Data Stellare: 02 Dicembre 2025. Ennesimo server, ennesima delusione.
Ci risiamo. Quel brivido sulla schiena, la notifica su Discord che suona come una sirena. "SERVER ONLINE!" 🚀. Centinaia, a volte migliaia di player che si fiondano al login come se non ci fosse un domani. Le prime ore sono sempre una droga potentissima: la corsa al primo livello 30, il primo cavallo, le prime risse per spottare in covo2. Per un attimo, solo per un attimo, ci credi di nuovo. Pensi: "Okay, forse questa è la volta buona".
Spoiler: non lo è quasi mai.
La scena dei privati di Metin2 nel 2025 è diventata la Fiera del Copia-Incolla con annesso Bancomat. Il ciclo è sempre lo stesso, una litania che ormai conosciamo a memoria.
FASE 1: L'HYPE. Presentazioni faraoniche, promesse di un gameplay "bilanciato" e "mai visto prima". Lo staff è super presente su Discord, risponde a tutti, ti fa sentire a casa. Peccato che sia solo la recita prima della grande rapina.
FASE 2: IL DAY ONE. Il server apre e dopo 47 minuti esatti vedi già i primi pg con equip surreali. Sono gli streamer sponsorizzati, gli amici degli amici, o semplicemente chi ha deciso di bruciare lo stipendio nell'item shop prima ancora di aver droppato una pelle di lupo. Tu, povero cristo, fai 1.2k di danno a un metin, mentre il tizio con l'aura comprata ne fa 8k. Divertente, no?
FASE 3: LA VERITÀ. Dopo una settimana, la maschera cala.

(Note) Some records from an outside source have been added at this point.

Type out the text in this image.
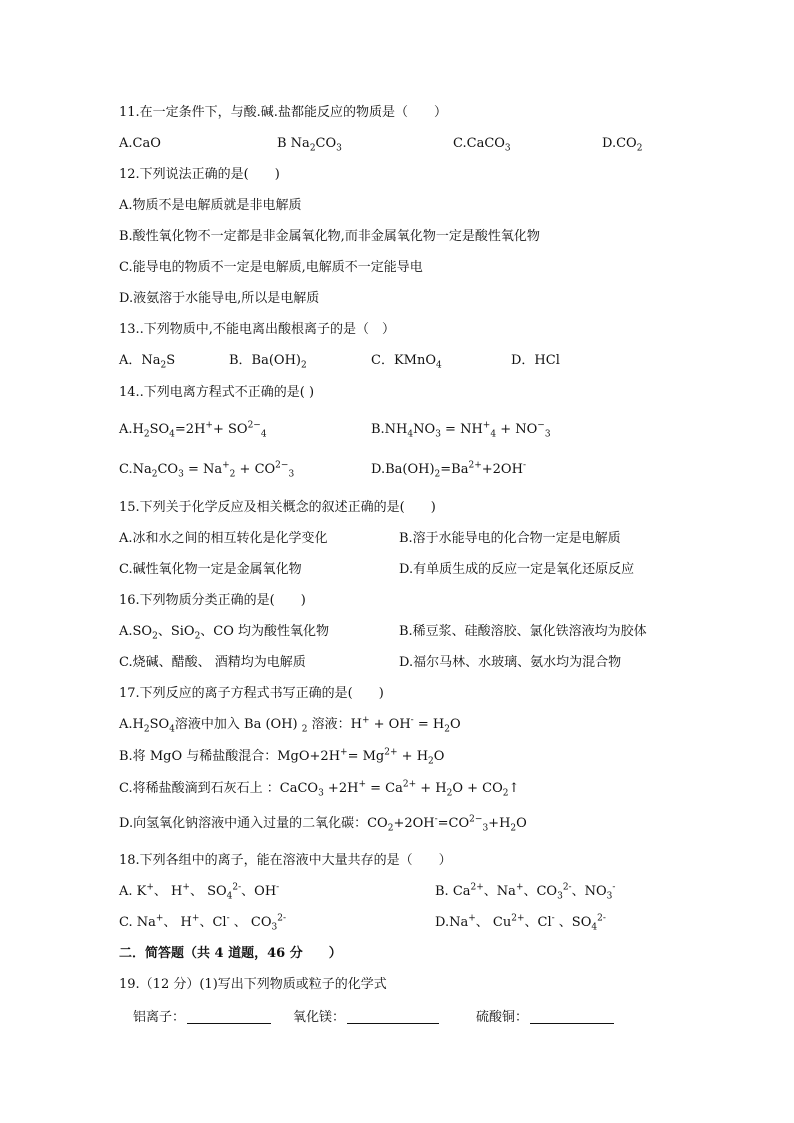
11.在一定条件下，与酸.碱.盐都能反应的物质是（　　）
A.CaO	B $Na_2CO_3$	C.CaCO$_3$	$D.CO_2$
12.下列说法正确的是(　　)
A.物质不是电解质就是非电解质
B.酸性氧化物不一定都是非金属氧化物,而非金属氧化物一定是酸性氧化物
C.能导电的物质不一定是电解质,电解质不一定能导电
D.液氨溶于水能导电,所以是电解质
13..下列物质中,不能电离出酸根离子的是（　）
A．$Na_2S$	B．$Ba(OH)_2$	C．KMnO$_4$	D．HCl
14..下列电离方程式不正确的是( )
$A.H_2SO_4=2H^++ SO^{2-}_4$	$B.NH_4NO_3 = NH^+_4 + NO^-_3$
$C.Na_2CO_3 = Na^+_2 + CO^{2-}_3$	$D.Ba(OH)_2=Ba^{2+}+2OH^-$
15.下列关于化学反应及相关概念的叙述正确的是(　　)
A.冰和水之间的相互转化是化学变化	B.溶于水能导电的化合物一定是电解质
C.碱性氧化物一定是金属氧化物	D.有单质生成的反应一定是氧化还原反应
16.下列物质分类正确的是(　　)
$A.SO_2$、SiO$_2$、CO 均为酸性氧化物	B.稀豆浆、硅酸溶胶、氯化铁溶液均为胶体
C.烧碱、醋酸、 酒精均为电解质	D.福尔马林、水玻璃、氨水均为混合物
17.下列反应的离子方程式书写正确的是(　　)
$A.H_2SO_4$溶液中加入 Ba (OH) $_2$ 溶液：$H^+ + OH^- = H_2O$
B.将 MgO 与稀盐酸混合：$MgO+2H^+= Mg^{2+} + H_2O$
C.将稀盐酸滴到石灰石上 ：CaCO$_3$ $+2H^+ = Ca^{2+} + H_2O$ + $CO_2↑$
D.向氢氧化钠溶液中通入过量的二氧化碳：$CO_2+2OH^-=CO^{2-}_3+H_2O$
18.下列各组中的离子，能在溶液中大量共存的是（　　）
A. K+、 H+、 $SO_4^{2-}$、OH-	B. $Ca^{2+}$、Na+、$CO_3^{2-}$、$NO_3^-$
C. Na+、 H+、Cl- 、 $CO_3^{2-}$	D.Na+、 $Cu^{2+}$、Cl- 、$SO_4^{2-}$
二．简答题（共 4 道题，46 分　　）
19.（12 分）(1)写出下列物质或粒子的化学式
铝离子：	氧化镁：	硫酸铜：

Il drop rate diventa misteriosamente asfissiante, spingendoti a "comprare" un anello drop. I bug vengono ignorati. Lo staff, prima così loquace, ora risponde solo se apri un ticket per problemi con un acquisto. E la popolazione? Da 2000 on si passa a 200, di cui la metà sono i bot dello stesso founder che cerca di non far sembrare il suo server un deserto. È una storia vecchia, un loop infinito che consiste nel riciclare lo stesso server cambiando nome e logo.

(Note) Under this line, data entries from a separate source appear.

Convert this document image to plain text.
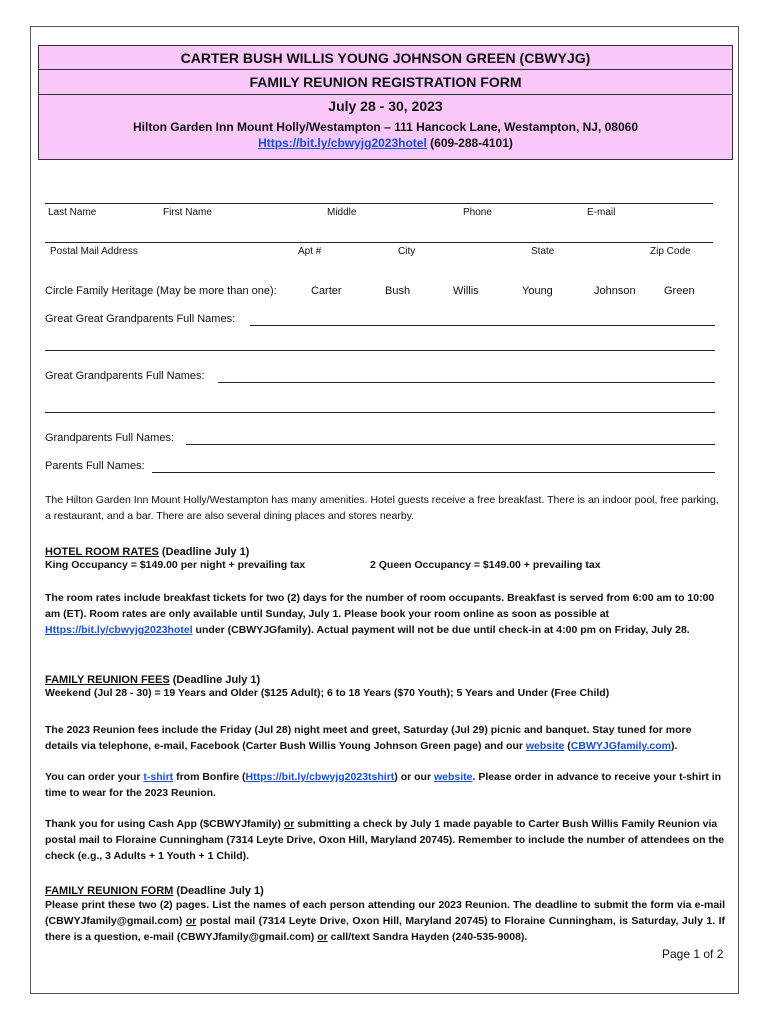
CARTER BUSH WILLIS YOUNG JOHNSON GREEN (CBWYJG)
FAMILY REUNION REGISTRATION FORM
July 28 - 30, 2023
Hilton Garden Inn Mount Holly/Westampton – 111 Hancock Lane, Westampton, NJ, 08060
Https://bit.ly/cbwyjg2023hotel (609-288-4101)
Last Name	First Name	Middle	Phone	E-mail
Postal Mail Address	Apt #	City	State	Zip Code
Circle Family Heritage (May be more than one):	Carter	Bush	Willis	Young	Johnson	Green
Great Great Grandparents Full Names:
Great Grandparents Full Names:
Grandparents Full Names:
Parents Full Names:
The Hilton Garden Inn Mount Holly/Westampton has many amenities. Hotel guests receive a free breakfast. There is an indoor pool, free parking, a restaurant, and a bar. There are also several dining places and stores nearby.
HOTEL ROOM RATES (Deadline July 1)
King Occupancy = $149.00 per night + prevailing tax	2 Queen Occupancy = $149.00 + prevailing tax
The room rates include breakfast tickets for two (2) days for the number of room occupants. Breakfast is served from 6:00 am to 10:00 am (ET). Room rates are only available until Sunday, July 1. Please book your room online as soon as possible at Https://bit.ly/cbwyjg2023hotel under (CBWYJGfamily). Actual payment will not be due until check-in at 4:00 pm on Friday, July 28.
FAMILY REUNION FEES (Deadline July 1)
Weekend (Jul 28 - 30) = 19 Years and Older ($125 Adult); 6 to 18 Years ($70 Youth); 5 Years and Under (Free Child)
The 2023 Reunion fees include the Friday (Jul 28) night meet and greet, Saturday (Jul 29) picnic and banquet. Stay tuned for more details via telephone, e-mail, Facebook (Carter Bush Willis Young Johnson Green page) and our website (CBWYJGfamily.com).
You can order your t-shirt from Bonfire (Https://bit.ly/cbwyjg2023tshirt) or our website. Please order in advance to receive your t-shirt in time to wear for the 2023 Reunion.
Thank you for using Cash App ($CBWYJfamily) or submitting a check by July 1 made payable to Carter Bush Willis Family Reunion via postal mail to Floraine Cunningham (7314 Leyte Drive, Oxon Hill, Maryland 20745). Remember to include the number of attendees on the check (e.g., 3 Adults + 1 Youth + 1 Child).
FAMILY REUNION FORM (Deadline July 1)
Please print these two (2) pages. List the names of each person attending our 2023 Reunion. The deadline to submit the form via e-mail (CBWYJfamily@gmail.com) or postal mail (7314 Leyte Drive, Oxon Hill, Maryland 20745) to Floraine Cunningham, is Saturday, July 1. If there is a question, e-mail (CBWYJfamily@gmail.com) or call/text Sandra Hayden (240-535-9008).
Page 1 of 2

E così ti ritrovi di nuovo a scrollare qualche lista server metin2, sperando che il prossimo sia diverso. Passi ore a cercare tra i migliori privati su siti come https://metin2pserver.dev, ma la paura di un altro 'progetto' che chiuderà i battenti in due mesi per mancanza di fondi (leggi: il founder ha fatto abbastanza soldi) è sempre lì. La colpa non è solo loro, sia chiaro. Siamo anche noi che continuiamo a cascarci, a investire tempo e a volte soldi in castelli di sabbia destinati a essere spazzati via alla prima mareggiata. 🔥
Ormai ho perso il conto di quanti client ho installato e disinstallato. Di quante gilde ho visto nascere e morire nel giro di un mese. Di quanti "progetti a lungo termine" sono evaporati più velocemente di un Drago Rosso al settimo piano della torre.
Ma la vera domanda è: siamo noi a essere diventati troppo cinici, o è la scena dei privati che ha perso completamente l'anima?